The Unique Nature of Imprinted Genes
Imprinted genes are distinct because their expression depends on which parent they came from. Unlike most genes where both maternal and paternal copies are active, only one copy of an imprinted gene is expressed, while the other is silenced. This silencing is not due to a mutation or defect in the DNA sequence, but is a normal, regulated process. This parent-of-origin specific expression differs from typical inheritance patterns. For example, if a child inherits genes for blood group A from one parent and blood group B from the other, both are expressed. Imprinted genes defy this, with only one parental allele being functional.
The Mechanisms Behind Imprinting
The specific expression of imprinted genes is achieved through epigenetic modifications, which alter gene activity without changing the underlying DNA sequence. DNA methylation is a primary mechanism involved. During the formation of sperm and egg cells, specific DNA regions are “marked” by adding methyl groups to cytosine bases. This methylation often silences the gene on that parental chromosome.

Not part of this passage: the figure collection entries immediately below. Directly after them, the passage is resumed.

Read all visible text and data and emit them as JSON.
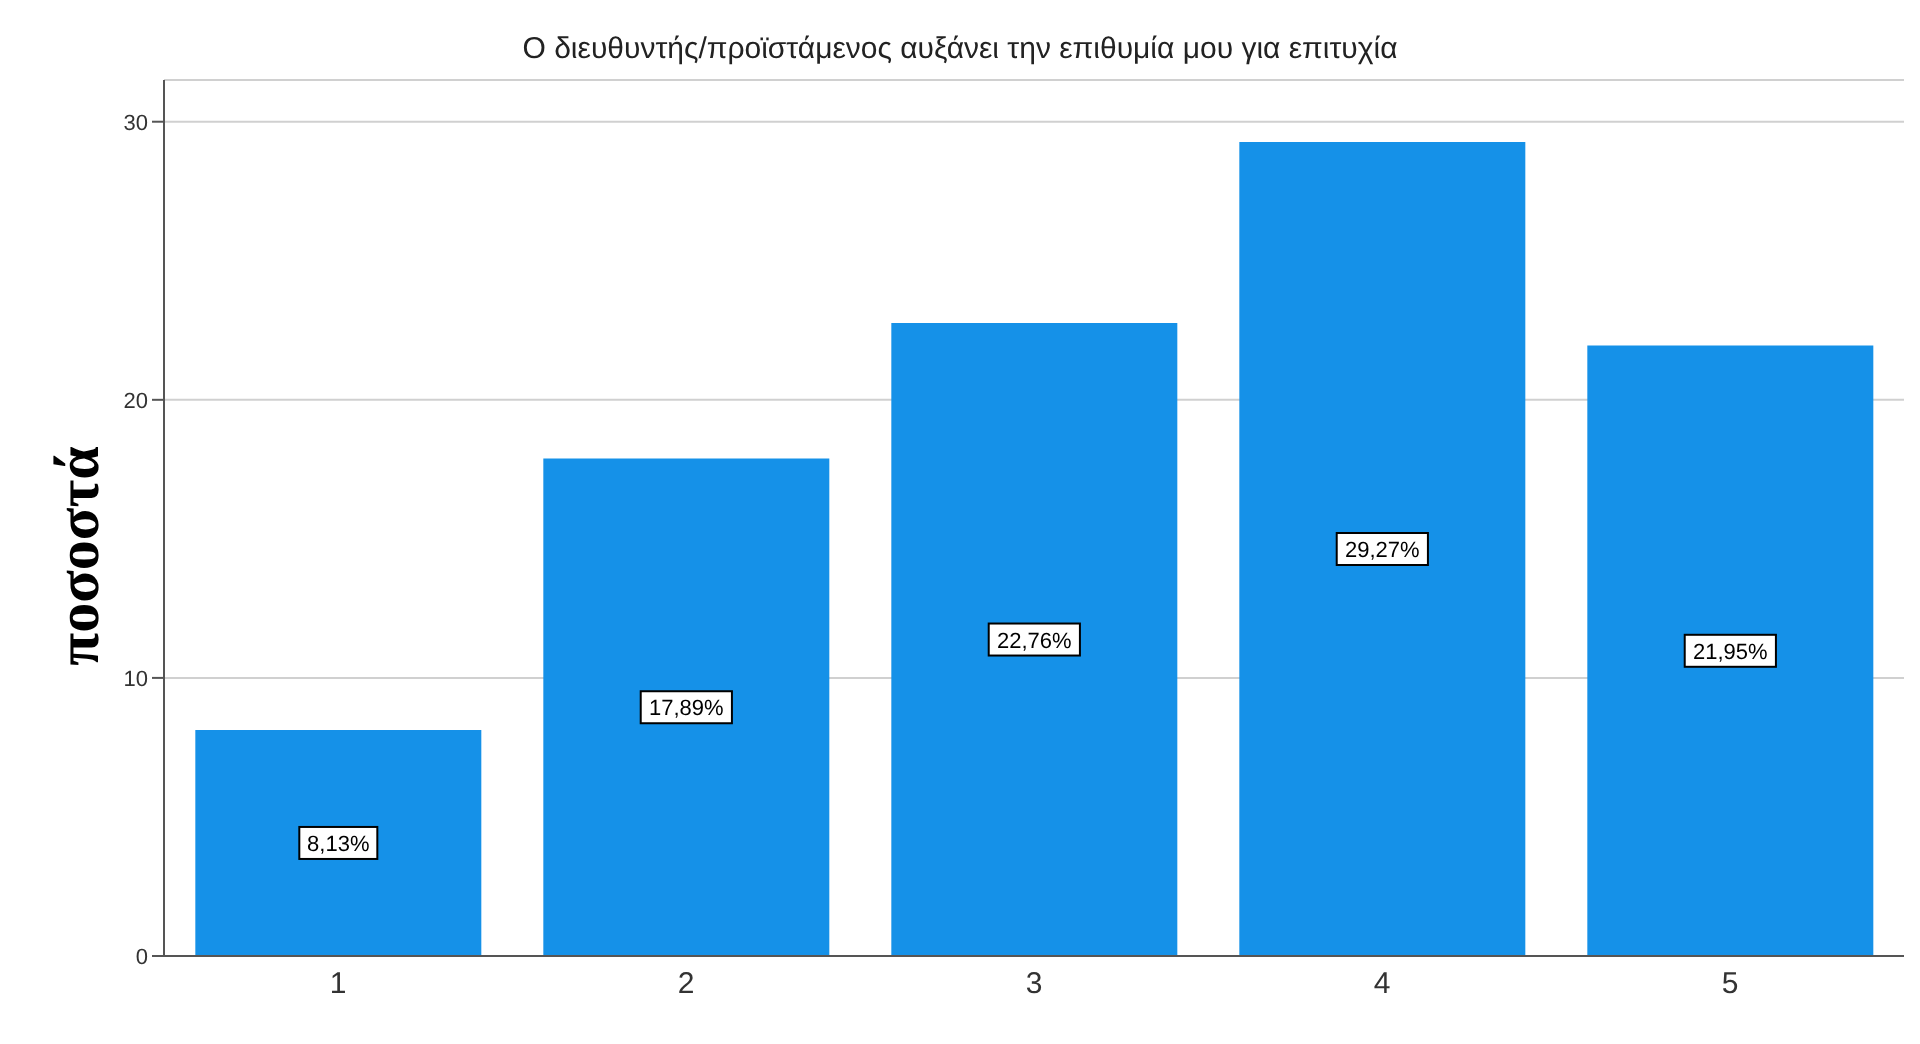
{
  "chart_data": {
    "type": "bar",
    "title": "Ο διευθυντής/προϊστάμενος αυξάνει την επιθυμία μου για επιτυχία",
    "ylabel": "ποσοστά",
    "categories": [
      "1",
      "2",
      "3",
      "4",
      "5"
    ],
    "values": [
      8.13,
      17.89,
      22.76,
      29.27,
      21.95
    ],
    "value_labels": [
      "8,13%",
      "17,89%",
      "22,76%",
      "29,27%",
      "21,95%"
    ],
    "color": "#1591e8",
    "ylim": [
      0,
      31.5
    ],
    "yticks": [
      0,
      10,
      20,
      30
    ],
    "grid": "y"
  }
}
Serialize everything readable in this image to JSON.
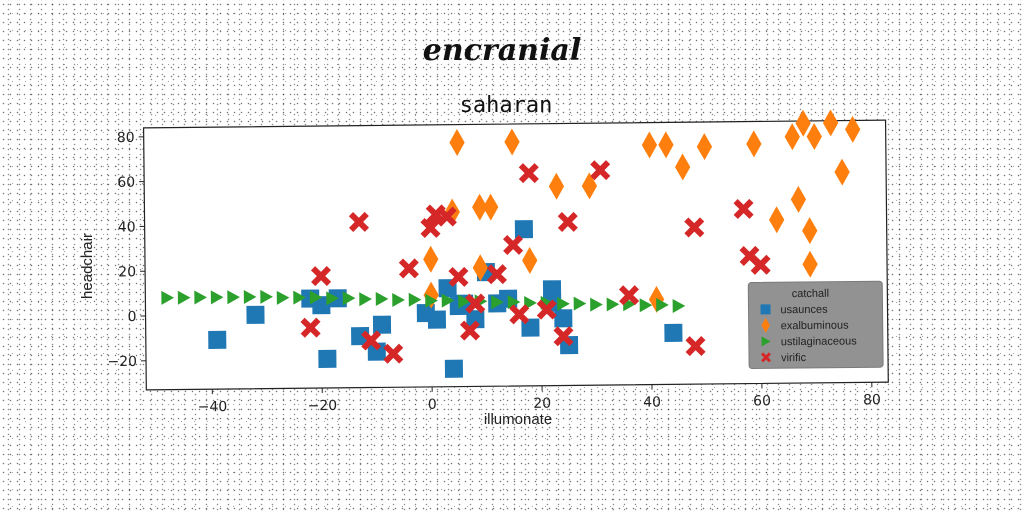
{
  "suptitle": "encranial",
  "chart_data": {
    "type": "scatter",
    "title": "saharan",
    "xlabel": "illumonate",
    "ylabel": "headchair",
    "xlim": [
      -52,
      83
    ],
    "ylim": [
      -33,
      84
    ],
    "xticks": [
      -40,
      -20,
      0,
      20,
      40,
      60,
      80
    ],
    "xtick_labels": [
      "−40",
      "−20",
      "0",
      "20",
      "40",
      "60",
      "80"
    ],
    "yticks": [
      -20,
      0,
      20,
      40,
      60,
      80
    ],
    "ytick_labels": [
      "−20",
      "0",
      "20",
      "40",
      "60",
      "80"
    ],
    "grid": false,
    "legend": {
      "title": "catchall",
      "placement": "lower-right"
    },
    "series": [
      {
        "name": "usaunces",
        "marker": "square",
        "color": "#1f77b4",
        "points": [
          [
            -39,
            -11
          ],
          [
            -32,
            0
          ],
          [
            -22,
            7
          ],
          [
            -20,
            4
          ],
          [
            -17,
            7
          ],
          [
            -19,
            -20
          ],
          [
            -13,
            -10
          ],
          [
            -10,
            -17
          ],
          [
            -9,
            -5
          ],
          [
            -1,
            0
          ],
          [
            1,
            -3
          ],
          [
            3,
            11
          ],
          [
            6,
            4
          ],
          [
            8,
            -3
          ],
          [
            10,
            18
          ],
          [
            12,
            4
          ],
          [
            14,
            6
          ],
          [
            17,
            37
          ],
          [
            18,
            -7
          ],
          [
            22,
            10
          ],
          [
            22,
            4
          ],
          [
            24,
            -3
          ],
          [
            25,
            -15
          ],
          [
            4,
            -25
          ],
          [
            44,
            -10
          ],
          [
            5,
            3
          ]
        ]
      },
      {
        "name": "exalbuminous",
        "marker": "diamond",
        "color": "#ff7f0e",
        "points": [
          [
            5,
            76
          ],
          [
            15,
            76
          ],
          [
            23,
            56
          ],
          [
            29,
            56
          ],
          [
            40,
            74
          ],
          [
            43,
            74
          ],
          [
            46,
            64
          ],
          [
            50,
            73
          ],
          [
            59,
            74
          ],
          [
            66,
            77
          ],
          [
            68,
            83
          ],
          [
            70,
            77
          ],
          [
            73,
            83
          ],
          [
            77,
            80
          ],
          [
            75,
            61
          ],
          [
            63,
            40
          ],
          [
            67,
            49
          ],
          [
            69,
            35
          ],
          [
            69,
            20
          ],
          [
            4,
            45
          ],
          [
            9,
            47
          ],
          [
            11,
            47
          ],
          [
            18,
            23
          ],
          [
            0,
            24
          ],
          [
            9,
            20
          ],
          [
            41,
            5
          ],
          [
            0,
            8
          ]
        ]
      },
      {
        "name": "ustilaginaceous",
        "marker": "triangle-right",
        "color": "#2ca02c",
        "points": [
          [
            -48,
            8
          ],
          [
            -45,
            8
          ],
          [
            -42,
            8
          ],
          [
            -39,
            8
          ],
          [
            -36,
            8
          ],
          [
            -33,
            8
          ],
          [
            -30,
            8
          ],
          [
            -27,
            7.5
          ],
          [
            -24,
            7.5
          ],
          [
            -21,
            7.5
          ],
          [
            -18,
            7
          ],
          [
            -15,
            7
          ],
          [
            -12,
            6.5
          ],
          [
            -9,
            6.5
          ],
          [
            -6,
            6
          ],
          [
            -3,
            6
          ],
          [
            0,
            5.5
          ],
          [
            3,
            5.5
          ],
          [
            6,
            5
          ],
          [
            9,
            5
          ],
          [
            12,
            4.5
          ],
          [
            15,
            4.5
          ],
          [
            18,
            4
          ],
          [
            21,
            4
          ],
          [
            24,
            3.5
          ],
          [
            27,
            3.5
          ],
          [
            30,
            3
          ],
          [
            33,
            3
          ],
          [
            36,
            3
          ],
          [
            39,
            2.5
          ],
          [
            42,
            2.5
          ],
          [
            45,
            2
          ]
        ]
      },
      {
        "name": "virific",
        "marker": "x-filled",
        "color": "#d62728",
        "points": [
          [
            -22,
            -6
          ],
          [
            -20,
            17
          ],
          [
            -13,
            41
          ],
          [
            -11,
            -12
          ],
          [
            -7,
            -18
          ],
          [
            -4,
            20
          ],
          [
            0,
            38
          ],
          [
            1,
            44
          ],
          [
            3,
            43
          ],
          [
            5,
            16
          ],
          [
            7,
            -8
          ],
          [
            8,
            4
          ],
          [
            12,
            17
          ],
          [
            15,
            30
          ],
          [
            16,
            -1
          ],
          [
            18,
            62
          ],
          [
            21,
            1
          ],
          [
            24,
            -11
          ],
          [
            25,
            40
          ],
          [
            31,
            63
          ],
          [
            36,
            7
          ],
          [
            48,
            37
          ],
          [
            48,
            -16
          ],
          [
            57,
            45
          ],
          [
            58,
            24
          ],
          [
            60,
            20
          ]
        ]
      }
    ]
  }
}
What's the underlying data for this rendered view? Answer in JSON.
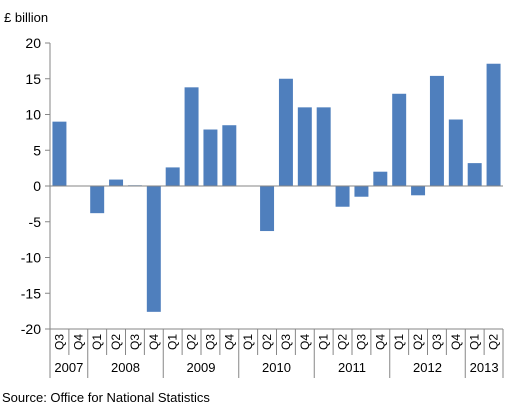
{
  "chart_data": {
    "type": "bar",
    "ylabel": "£ billion",
    "ylim": [
      -20,
      20
    ],
    "yticks": [
      20,
      15,
      10,
      5,
      0,
      -5,
      -10,
      -15,
      -20
    ],
    "grid": false,
    "bar_color": "#4f7fbd",
    "categories": [
      "Q3",
      "Q4",
      "Q1",
      "Q2",
      "Q3",
      "Q4",
      "Q1",
      "Q2",
      "Q3",
      "Q4",
      "Q1",
      "Q2",
      "Q3",
      "Q4",
      "Q1",
      "Q2",
      "Q3",
      "Q4",
      "Q1",
      "Q2",
      "Q3",
      "Q4",
      "Q1",
      "Q2"
    ],
    "years": [
      {
        "label": "2007",
        "span": 2
      },
      {
        "label": "2008",
        "span": 4
      },
      {
        "label": "2009",
        "span": 4
      },
      {
        "label": "2010",
        "span": 4
      },
      {
        "label": "2011",
        "span": 4
      },
      {
        "label": "2012",
        "span": 4
      },
      {
        "label": "2013",
        "span": 2
      }
    ],
    "values": [
      9.0,
      0.0,
      -3.8,
      0.9,
      0.1,
      -17.6,
      2.6,
      13.8,
      7.9,
      8.5,
      0.0,
      -6.3,
      15.0,
      11.0,
      11.0,
      -2.9,
      -1.5,
      2.0,
      12.9,
      -1.3,
      15.4,
      9.3,
      3.2,
      17.1
    ]
  },
  "source": "Source: Office for National Statistics"
}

Other epigenetic marks, such as histone modifications, also regulate imprinted gene expression. Histones are proteins around which DNA is wound; chemical changes to these histones can affect how tightly DNA is packed, influencing gene accessibility and expression. These epigenetic tags are established at specific regions called imprinting control regions (ICRs), which are important for proper imprinted gene regulation.
How Imprinted Genes Are Passed Down
The inheritance pattern of imprinted genes is unique because the epigenetic “imprint” is reset in the offspring’s germline. This means a gene’s imprinting status is reprogrammed based on the sex of the individual producing gametes. For instance, a male’s sperm will carry a paternal imprint for all imprinted genes, even if he inherited a maternally expressed copy. Conversely, a female will establish maternal imprints in her eggs.
This reprogramming ensures correct parent-of-origin specific expression across generations. For example, if a gene is expressed from the mother’s copy, a female offspring will pass on a maternally imprinted (expressed) copy. A male offspring inheriting that same gene will reset its imprint, passing on a paternally imprinted (silenced) copy. This resetting mechanism is important for proper development.
The Role of Imprinted Genes in Health and Disease
Imprinted genes play a significant role in normal fetal development, growth, and brain function. For example, paternally expressed imprinted genes often promote offspring growth, while maternally expressed ones tend to limit it, suggesting a “parental battle” over resource allocation during pregnancy. This balance highlights their importance.
When imprinting goes awry, such as through errors in methylation patterns, deletions of imprinted regions, or uniparental disomy (inheriting two copies of a chromosome from one parent), it can lead to various human disorders. Prader-Willi syndrome and Angelman syndrome are two well-known examples linked to imprinting defects on chromosome 15q11-q13. Prader-Willi syndrome results from the absence of paternally expressed genes in this region, often due to a deletion on the paternal chromosome 15 or inheriting two maternal copies. Affected individuals often experience weak muscles in infancy, followed by insatiable hunger, obesity, and intellectual impairment.
Conversely, Angelman syndrome arises from the loss of function of the maternally expressed UBE3A gene within the same chromosome 15 region. This can occur if the maternal copy of the gene is deleted or not working properly, or if two paternal copies of chromosome 15 are inherited. Individuals with Angelman syndrome often exhibit developmental delays, severe speech impairment, and characteristic movement or balance disorders. These distinct conditions, resulting from issues with different parental copies of genes in the same chromosomal region, highlight the precise regulation required for imprinted genes and their impact on human health.